White River Riserve
PrologoIn tutte le leggende c’è un fondo di verità.
Esistono luoghi in cui il confine con queste verità diventa così sottile …
La percezione della realtà viene meno, ogni sensazione è sfumata e irreale, come al risveglio da un sogno.
Alcuni la chiamano superstizione, dopo tutto ciò che ho vissuto credo che non vi sia nulla di più vicino di questo alla fede, tanto che spesso non avrei saputo distinguere l’una dall’altra.

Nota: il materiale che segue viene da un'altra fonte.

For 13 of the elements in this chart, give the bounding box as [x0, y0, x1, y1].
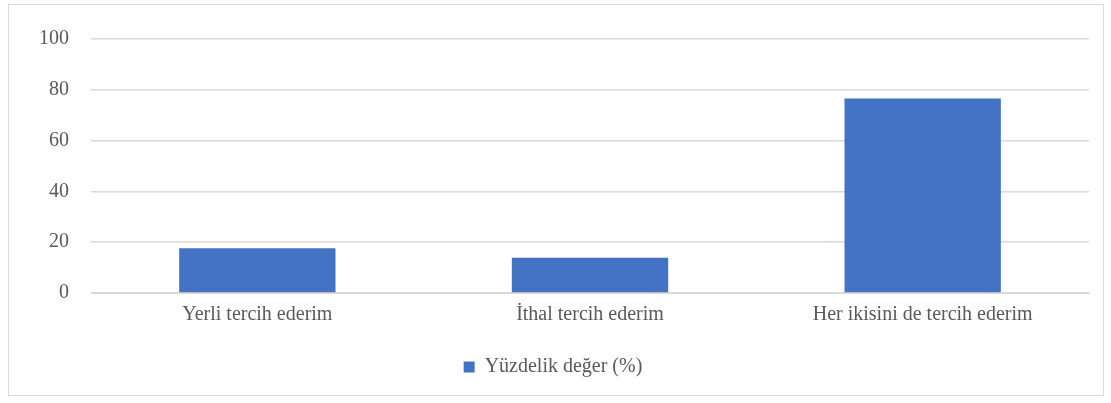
y-tick-label: 40 [49, 178, 69, 201]
y-tick-label: 60 [49, 127, 69, 150]
y-tick-label: 100 [39, 26, 69, 49]
y-tick-label: 0 [59, 280, 69, 303]
y-tick-label: 20 [49, 229, 69, 252]
bar [844, 98, 1001, 293]
y-tick-label: 80 [49, 77, 69, 100]
bar [179, 248, 336, 293]
bar [511, 257, 669, 293]
x-tick-label: Her ikisini de tercih ederim [812, 302, 1034, 325]
x-tick-label: İthal tercih ederim [516, 302, 665, 325]
x-tick-label: Yerli tercih ederim [182, 302, 333, 325]
legend-label: Yüzdelik değer (%) [484, 354, 643, 378]
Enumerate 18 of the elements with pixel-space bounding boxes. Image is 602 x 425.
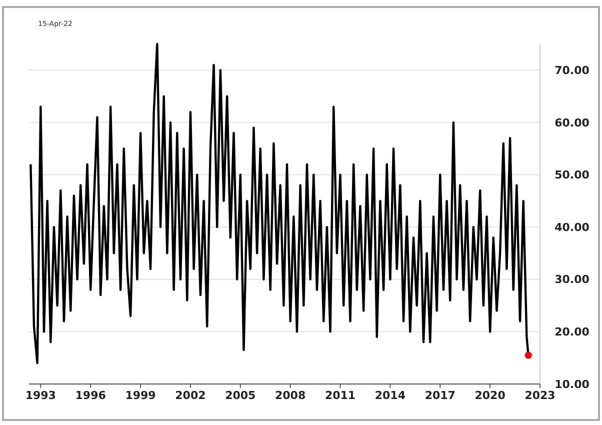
x-tick-label: 2002 [175, 389, 206, 402]
y-tick-label: 20.00 [554, 326, 590, 339]
y-tick-label: 40.00 [554, 220, 590, 234]
x-tick-label: 2011 [324, 389, 356, 402]
y-tick-label: 50.00 [554, 168, 590, 182]
x-tick-label: 2008 [275, 389, 306, 402]
y-tick-label: 70.00 [554, 64, 590, 78]
y-tick-label: 10.00 [554, 378, 590, 391]
x-tick-label: 2017 [424, 389, 456, 402]
x-tick-label: 2020 [474, 389, 506, 402]
y-tick-label: 60.00 [554, 116, 590, 130]
y-tick-label: 30.00 [554, 273, 590, 286]
x-tick-label: 2023 [524, 389, 556, 402]
x-tick-label: 2014 [374, 389, 406, 402]
x-tick-label: 1993 [25, 389, 56, 402]
x-tick-label: 1996 [75, 389, 106, 402]
x-tick-label: 2005 [225, 389, 256, 402]
x-tick-label: 1999 [125, 389, 156, 402]
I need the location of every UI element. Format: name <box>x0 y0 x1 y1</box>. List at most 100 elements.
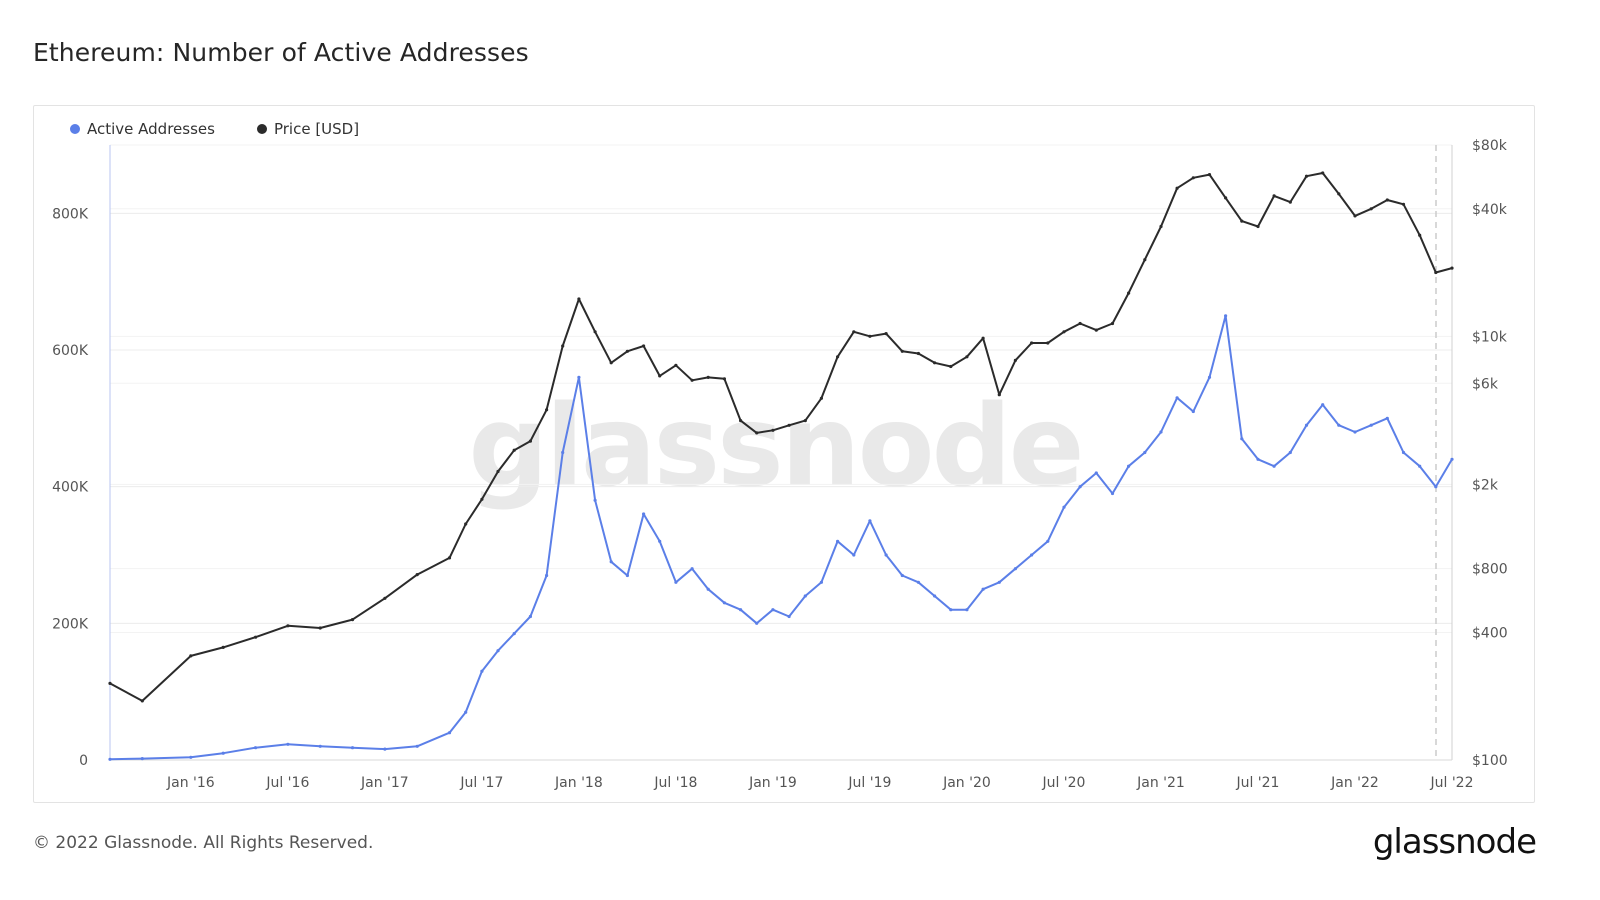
series-0-point-37 <box>884 553 888 557</box>
y-left-tick-label-4: 800K <box>52 206 89 222</box>
series-1-point-10 <box>447 556 452 560</box>
series-0-point-29 <box>755 621 759 625</box>
series-0-point-46 <box>1030 553 1034 557</box>
series-1-point-49 <box>1078 321 1082 326</box>
x-tick-label-12: Jan '22 <box>1330 775 1379 791</box>
y-right-tick-label-7: $80k <box>1472 138 1508 154</box>
series-1-point-39 <box>916 351 921 356</box>
legend-dot-price <box>256 124 267 134</box>
x-tick-label-4: Jan '18 <box>554 775 603 791</box>
y-right-tick-label-1: $400 <box>1472 625 1508 641</box>
series-1-point-13 <box>496 469 500 474</box>
series-1-point-27 <box>722 377 727 381</box>
series-0-point-15 <box>528 614 533 619</box>
series-0-point-70 <box>1418 464 1422 468</box>
series-0-point-26 <box>706 587 710 591</box>
x-tick-label-5: Jul '18 <box>653 775 697 791</box>
series-0-point-3 <box>221 751 225 755</box>
series-1-point-19 <box>593 330 597 334</box>
series-1-point-72 <box>1450 266 1454 270</box>
x-tick-label-3: Jul '17 <box>459 775 503 791</box>
series-0-point-16 <box>545 573 549 578</box>
series-0-point-48 <box>1062 505 1066 509</box>
series-1-point-67 <box>1369 207 1373 211</box>
series-1-point-47 <box>1046 341 1050 345</box>
x-tick-label-10: Jan '21 <box>1136 775 1185 791</box>
series-0-point-38 <box>900 573 904 578</box>
y-right-tick-label-0: $100 <box>1472 753 1508 769</box>
series-0-point-21 <box>625 573 630 578</box>
series-1-point-17 <box>561 344 565 348</box>
series-0-point-47 <box>1046 539 1050 543</box>
series-1-point-51 <box>1110 321 1115 326</box>
chart-panel <box>33 105 1535 803</box>
series-1-point-60 <box>1256 224 1260 229</box>
x-tick-label-11: Jul '21 <box>1235 775 1279 791</box>
series-1-point-36 <box>868 334 872 338</box>
y-right-tick-label-6: $40k <box>1472 202 1508 218</box>
series-1-point-33 <box>819 396 824 400</box>
series-0-point-58 <box>1224 314 1228 318</box>
y-right-tick-label-4: $6k <box>1472 376 1499 392</box>
y-left-tick-label-1: 200K <box>52 616 89 632</box>
series-0-point-50 <box>1094 471 1098 475</box>
y-axis-right: $100 $400 $800 $2k $6k $10k $40k $80k <box>1472 138 1508 769</box>
series-1-point-12 <box>480 497 484 501</box>
series-1-point-69 <box>1401 202 1406 206</box>
series-1-point-57 <box>1207 173 1212 177</box>
x-tick-label-1: Jul '16 <box>265 775 309 791</box>
series-1-point-30 <box>771 428 775 432</box>
legend-item-active-addresses[interactable]: Active Addresses <box>70 120 215 138</box>
series-1-point-22 <box>642 344 646 348</box>
series-1-point-63 <box>1304 174 1309 178</box>
legend-item-price[interactable]: Price [USD] <box>256 120 359 138</box>
series-1-point-53 <box>1143 258 1147 262</box>
series-0-point-35 <box>852 553 856 557</box>
series-0-point-10 <box>447 731 452 735</box>
series-1-point-55 <box>1175 186 1179 190</box>
grid <box>109 144 1453 761</box>
series-0-point-65 <box>1337 423 1341 427</box>
series-1-point-11 <box>464 522 468 526</box>
y-left-tick-label-2: 400K <box>52 480 89 496</box>
series-1-point-65 <box>1337 192 1341 196</box>
series-0-point-23 <box>658 539 662 543</box>
series-0-point-1 <box>140 757 144 761</box>
series-1-point-3 <box>221 645 225 650</box>
x-tick-label-2: Jan '17 <box>360 775 409 791</box>
series-1-point-29 <box>755 431 759 435</box>
series-0-point-55 <box>1175 396 1179 400</box>
series-1-point-4 <box>253 635 258 639</box>
series-1-point-37 <box>884 332 888 336</box>
series-0-point-13 <box>496 649 500 653</box>
series-1-point-0 <box>108 681 112 686</box>
copyright-footer: © 2022 Glassnode. All Rights Reserved. <box>33 833 374 853</box>
series-0-point-14 <box>512 632 516 636</box>
legend: Active Addresses Price [USD] <box>70 120 359 138</box>
series-0-point-41 <box>949 608 953 612</box>
series-0-point-32 <box>803 594 807 598</box>
series-1-point-43 <box>981 336 985 340</box>
series-1-point-71 <box>1434 270 1438 275</box>
series-0-point-27 <box>722 601 727 605</box>
series-1-point-46 <box>1030 341 1034 345</box>
series-0-point-71 <box>1434 485 1438 489</box>
series-0-point-9 <box>415 744 419 748</box>
series-1-point-64 <box>1321 171 1325 175</box>
series-1-point-20 <box>609 361 613 365</box>
series-1-point-42 <box>965 355 969 359</box>
series-0-point-34 <box>836 539 840 543</box>
series-1-point-23 <box>658 374 662 378</box>
series-0-point-54 <box>1159 430 1163 434</box>
legend-dot-active-addresses <box>70 124 80 134</box>
series-0-point-60 <box>1256 457 1260 461</box>
x-tick-label-13: Jul '22 <box>1429 775 1473 791</box>
x-tick-label-6: Jan '19 <box>748 775 797 791</box>
series-1-point-9 <box>415 573 419 577</box>
series-0-point-62 <box>1288 450 1292 455</box>
series-1-point-50 <box>1094 328 1098 332</box>
series-0-point-17 <box>561 450 565 455</box>
series-1-point-45 <box>1013 358 1018 362</box>
series-0-point-33 <box>819 580 824 584</box>
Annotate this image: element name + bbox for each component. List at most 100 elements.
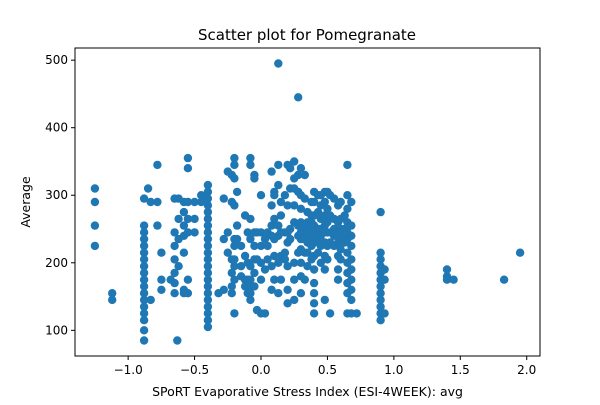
- data-point: [183, 275, 193, 284]
- data-point: [108, 295, 117, 305]
- data-point: [157, 248, 166, 257]
- x-tick-label: 0.0: [251, 363, 270, 377]
- data-point: [170, 241, 179, 251]
- data-point: [219, 234, 228, 244]
- data-point: [376, 316, 385, 325]
- data-point: [203, 289, 213, 298]
- data-point: [139, 262, 149, 271]
- data-point: [320, 295, 329, 305]
- data-point: [153, 197, 162, 207]
- data-point: [286, 164, 295, 173]
- data-point: [256, 275, 266, 284]
- data-point: [143, 184, 153, 193]
- data-point: [296, 228, 306, 237]
- data-point: [246, 234, 255, 244]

Io ho vissuto a lungo in città, in un bell’appartamento insieme a mio padre, docente di archeologia presso la facoltà universitaria.
Una vita quotidiana talmente comune che ora, dopo tutto ciò che è successo, risulta noiosa persino a me, ma allora mi piaceva.
Mi piaceva davvero tanto.
Due anni fa alle 7.30 del mattino mio padre uscì come sempre per svuotare la cassetta delle lettere.
Ricordo con estrema nitidezza quell’anonima busta bianca, ma ancora più nitidamente ricordo lo sguardo di mio padre mentre scorreva quelle righe.
Una settimana dopo compimmo il trasloco verso quella che sarebbe stata la nostra nuova casa.
La riserva indiana di White River.
Il bel mezzo del nulla per chi era abituato alla vita in città, come me.
Lì avevo frequentato una scuola privata, avevo amiche e amici che non volevo lasciare, una casa che non volevo abbandonare.
Quando scesi dalla macchina davanti al municipio di quella cittadina ero totalmente sicura che la mia nuova vita sarebbe stata terribile.